The passing last week of Davy Jones, frontman for The Monkees, prompted Mister Boomer to recall an era of teen idols. Teen idols were not new or exclusive to the boomer era; some say this phenomenon began in the 20th century as celebrity fandom appeared along with silent movies. The quintessential male star of silent movies in the early 1910s and 1920s was Rudolph Valentino. The silent film star gathered his share of teenage fans for his confident, suave, romantic and passionate roles. The writer H.L. Mencken wrote of Valentino shortly after his death that he was “catnip to women.”
The next really huge teen idol was Frank Sinatra. In the 1940s, his appearances caused near riots as legions of teenage female fans — known as “bobby-soxers” because of the type of socks they wore, rolled-down to the ankle — stormed theaters and concert halls. Many people point to this pre-war era as the beginning of Youth Culture.
The two — one a film star, the other first known for his singing before he entered the movies — displayed some basic characteristics of the teen idols that were to follow: first, their celebrity was gained through their talent in acting or music; secondly, young women found them irresistible to the point of obsession; and third, they had to reciprocate by graciously accepting the adulation while remaining humble, yet “dreamy.”
Boomer teen idols continued that pattern. Most teen idols were the object of desire for teenage girls rather than boys, and were often men twice their age. The prime age of teen idol worshippers was 11 through 17, after which tastes tended to change. The 1950s produced a slew of teen idols from movies, TV and music. Among them were “older” men such as Rock Hudson and Pat Boone, to the “younger” stars like Elvis, Troy Donahue, Frankie Avalon, Bobby Rydell, Fabian and Ricky Nelson. On rare occasions, women crossed over into teen idol territory, the most famous being Annette Funicello. Her appearances as a Mouseketeer on The Mickey Mouse Club TV show gave her instant fan recognition from both boys and girls when she made the transition from child actor to adult in a series of pop-historically significant “Beach” movies.
Into this mix of actors and solitary singing sensations, whole bands entered the teen idol world, most notably The Beach Boys and The Beatles. By the mid-sixties, girls everywhere had chosen their favorites in The Beach Boys, The Beatles, Herman’s Hermits and The Monkees. Naturally, one star rose above the others in each band to become the most-loved teen idol. In The Monkees, that teen idol was Davy Jones. Shows like American Bandstand, Hullabaloo, Shindig! and The Ed Sullivan Show only fueled the fires of teen idolatry.

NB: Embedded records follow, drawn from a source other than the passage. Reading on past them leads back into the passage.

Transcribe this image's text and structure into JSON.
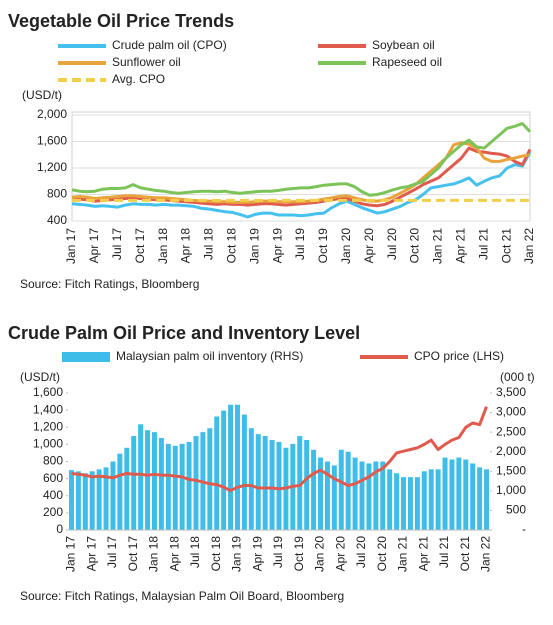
{
  "chart_data": [
    {
      "type": "line",
      "title": "Vegetable Oil Price Trends",
      "y_label": "(USD/t)",
      "source": "Source: Fitch Ratings, Bloomberg",
      "categories": [
        "Jan 17",
        null,
        null,
        "Apr 17",
        null,
        null,
        "Jul 17",
        null,
        null,
        "Oct 17",
        null,
        null,
        "Jan 18",
        null,
        null,
        "Apr 18",
        null,
        null,
        "Jul 18",
        null,
        null,
        "Oct 18",
        null,
        null,
        "Jan 19",
        null,
        null,
        "Apr 19",
        null,
        null,
        "Jul 19",
        null,
        null,
        "Oct 19",
        null,
        null,
        "Jan 20",
        null,
        null,
        "Apr 20",
        null,
        null,
        "Jul 20",
        null,
        null,
        "Oct 20",
        null,
        null,
        "Jan 21",
        null,
        null,
        "Apr 21",
        null,
        null,
        "Jul 21",
        null,
        null,
        "Oct 21",
        null,
        null,
        "Jan 22"
      ],
      "ylim": [
        400,
        2000
      ],
      "yticks": [
        400,
        800,
        {
          "value": 1200,
          "label": "1,200"
        },
        {
          "value": 1600,
          "label": "1,600"
        },
        {
          "value": 2000,
          "label": "2,000"
        }
      ],
      "grid": true,
      "series": [
        {
          "name": "Crude palm oil (CPO)",
          "color": "#45c1ef",
          "values": [
            660,
            650,
            640,
            620,
            630,
            620,
            610,
            640,
            660,
            650,
            650,
            640,
            650,
            640,
            640,
            630,
            620,
            590,
            580,
            560,
            540,
            530,
            500,
            460,
            500,
            520,
            520,
            490,
            490,
            490,
            480,
            490,
            510,
            520,
            600,
            660,
            700,
            650,
            600,
            560,
            520,
            540,
            580,
            620,
            680,
            720,
            800,
            900,
            920,
            940,
            960,
            1000,
            1050,
            940,
            1000,
            1050,
            1080,
            1200,
            1250,
            1230,
            1440
          ]
        },
        {
          "name": "Soybean oil",
          "color": "#e05a4e",
          "values": [
            720,
            730,
            720,
            700,
            710,
            720,
            730,
            740,
            750,
            740,
            730,
            720,
            720,
            710,
            700,
            690,
            680,
            670,
            660,
            650,
            660,
            650,
            650,
            640,
            650,
            660,
            660,
            650,
            640,
            650,
            660,
            670,
            680,
            700,
            720,
            740,
            740,
            700,
            660,
            640,
            630,
            650,
            700,
            760,
            820,
            880,
            950,
            1000,
            1050,
            1150,
            1250,
            1350,
            1500,
            1450,
            1440,
            1420,
            1410,
            1380,
            1300,
            1250,
            1480
          ]
        },
        {
          "name": "Sunflower oil",
          "color": "#e8a33d",
          "values": [
            760,
            770,
            760,
            740,
            750,
            760,
            770,
            780,
            780,
            770,
            760,
            750,
            750,
            740,
            730,
            720,
            710,
            700,
            700,
            690,
            690,
            680,
            680,
            680,
            690,
            700,
            700,
            690,
            690,
            690,
            690,
            700,
            710,
            730,
            750,
            770,
            780,
            750,
            720,
            700,
            700,
            720,
            760,
            820,
            880,
            950,
            1050,
            1150,
            1250,
            1350,
            1550,
            1580,
            1560,
            1500,
            1350,
            1300,
            1300,
            1330,
            1350,
            1380,
            1400
          ]
        },
        {
          "name": "Rapeseed oil",
          "color": "#7cc35a",
          "values": [
            870,
            850,
            840,
            850,
            880,
            890,
            890,
            900,
            950,
            900,
            880,
            860,
            850,
            830,
            820,
            830,
            840,
            850,
            850,
            840,
            850,
            830,
            820,
            830,
            840,
            850,
            850,
            860,
            880,
            890,
            900,
            900,
            920,
            940,
            950,
            960,
            960,
            920,
            840,
            790,
            800,
            830,
            870,
            900,
            920,
            960,
            1000,
            1100,
            1200,
            1350,
            1450,
            1550,
            1620,
            1520,
            1500,
            1600,
            1700,
            1800,
            1830,
            1870,
            1750
          ]
        },
        {
          "name": "Avg. CPO",
          "color": "#f2cf4a",
          "value": 712,
          "style": "dashed"
        }
      ]
    },
    {
      "type": "combo",
      "title": "Crude Palm Oil Price and Inventory Level",
      "y_label": "(USD/t)",
      "y2_label": "(000 t)",
      "source": "Source: Fitch Ratings, Malaysian Palm Oil Board, Bloomberg",
      "categories": [
        "Jan 17",
        null,
        null,
        "Apr 17",
        null,
        null,
        "Jul 17",
        null,
        null,
        "Oct 17",
        null,
        null,
        "Jan 18",
        null,
        null,
        "Apr 18",
        null,
        null,
        "Jul 18",
        null,
        null,
        "Oct 18",
        null,
        null,
        "Jan 19",
        null,
        null,
        "Apr 19",
        null,
        null,
        "Jul 19",
        null,
        null,
        "Oct 19",
        null,
        null,
        "Jan 20",
        null,
        null,
        "Apr 20",
        null,
        null,
        "Jul 20",
        null,
        null,
        "Oct 20",
        null,
        null,
        "Jan 21",
        null,
        null,
        "Apr 21",
        null,
        null,
        "Jul 21",
        null,
        null,
        "Oct 21",
        null,
        null,
        "Jan 22"
      ],
      "ylim": [
        0,
        1600
      ],
      "yticks": [
        0,
        200,
        400,
        600,
        800,
        {
          "value": 1000,
          "label": "1,000"
        },
        {
          "value": 1200,
          "label": "1,200"
        },
        {
          "value": 1400,
          "label": "1,400"
        },
        {
          "value": 1600,
          "label": "1,600"
        }
      ],
      "y2lim": [
        0,
        3500
      ],
      "y2ticks": [
        {
          "value": 0,
          "label": "-"
        },
        500,
        {
          "value": 1000,
          "label": "1,000"
        },
        {
          "value": 1500,
          "label": "1,500"
        },
        {
          "value": 2000,
          "label": "2,000"
        },
        {
          "value": 2500,
          "label": "2,500"
        },
        {
          "value": 3000,
          "label": "3,000"
        },
        {
          "value": 3500,
          "label": "3,500"
        }
      ],
      "grid": false,
      "series": [
        {
          "name": "Malaysian palm oil inventory (RHS)",
          "color": "#3fbde9",
          "kind": "bar",
          "axis": "y2",
          "values": [
            1530,
            1500,
            1450,
            1500,
            1550,
            1600,
            1750,
            1950,
            2100,
            2400,
            2700,
            2550,
            2500,
            2350,
            2200,
            2150,
            2200,
            2250,
            2400,
            2500,
            2600,
            2900,
            3050,
            3200,
            3200,
            2950,
            2600,
            2450,
            2400,
            2300,
            2250,
            2100,
            2200,
            2400,
            2300,
            2050,
            1850,
            1750,
            1650,
            2050,
            2000,
            1850,
            1750,
            1700,
            1750,
            1750,
            1550,
            1450,
            1350,
            1350,
            1350,
            1500,
            1550,
            1550,
            1850,
            1800,
            1850,
            1800,
            1700,
            1600,
            1550
          ]
        },
        {
          "name": "CPO price (LHS)",
          "color": "#e05a4e",
          "kind": "line",
          "values": [
            660,
            650,
            640,
            620,
            630,
            620,
            610,
            640,
            660,
            650,
            650,
            640,
            650,
            640,
            640,
            630,
            620,
            590,
            580,
            560,
            540,
            530,
            500,
            460,
            500,
            520,
            520,
            490,
            490,
            490,
            480,
            490,
            510,
            520,
            600,
            660,
            700,
            650,
            600,
            560,
            520,
            540,
            580,
            620,
            680,
            720,
            800,
            900,
            920,
            940,
            960,
            1000,
            1050,
            940,
            1000,
            1050,
            1080,
            1200,
            1250,
            1230,
            1440
          ]
        }
      ]
    }
  ]
}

The teen idol world got two additional big boosts in the 1960s: a proliferation of a sub-genre of pop music that was called bubblegum pop (also known as teenybopper music) and the introduction of made-for-teen magazines called 16 Magazine (which actually first appeared in 1956) and Tiger Beat (launched in 1964). Bubblegum music appealed directly to teenage girls, who liked the danceable beats, love-laced lyrics and the stars who sang them. The fanzines did for 1960s teen idols what the Hollywood movie magazines had done for stars of the 1940s and ’50s: maintained and expanded the celebrity of the stars through constant exposure.

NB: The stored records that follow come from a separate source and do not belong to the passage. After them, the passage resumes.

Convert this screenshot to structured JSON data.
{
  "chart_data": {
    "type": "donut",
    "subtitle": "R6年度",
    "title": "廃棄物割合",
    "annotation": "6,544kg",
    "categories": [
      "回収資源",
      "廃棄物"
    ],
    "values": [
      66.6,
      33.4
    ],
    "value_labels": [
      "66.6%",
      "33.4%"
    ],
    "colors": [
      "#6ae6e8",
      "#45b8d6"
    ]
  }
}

Mister Boomer’s sister joined in on the teen idol explosion in the mid-1960s. She bought 16 Magazine and Tiger Beat on occasion and in the late ’60s, became infatuated with Bobby Sherman. Sherman was a recording artist at an early age and a regular on Shindig!, but didn’t attain teen idol status until he landed a role in the TV series, Here Come the Brides (1968-70). By then millions of boomer girls had posters of Sherman, with his trademark hair and teen idol smile, on their bedroom walls. Mister B’s sister did not have posters of Sherman, or the other big teenybopper idol of her decade, David Cassidy, but her magazines sure plastered their pictures on pages. Nonetheless, she felt compelled to buy her idol’s 45 RPM records.
Perhaps the pre-war 1940s marked the first teen generation that would break from the tastes of their parents to explore a subculture of their own. But World War II interrupted their progress, and that left it up to the Boomer Generation to embrace the tide of Youth Culture, of which teen idols were a part. What memories of teen idols do you have, boomers?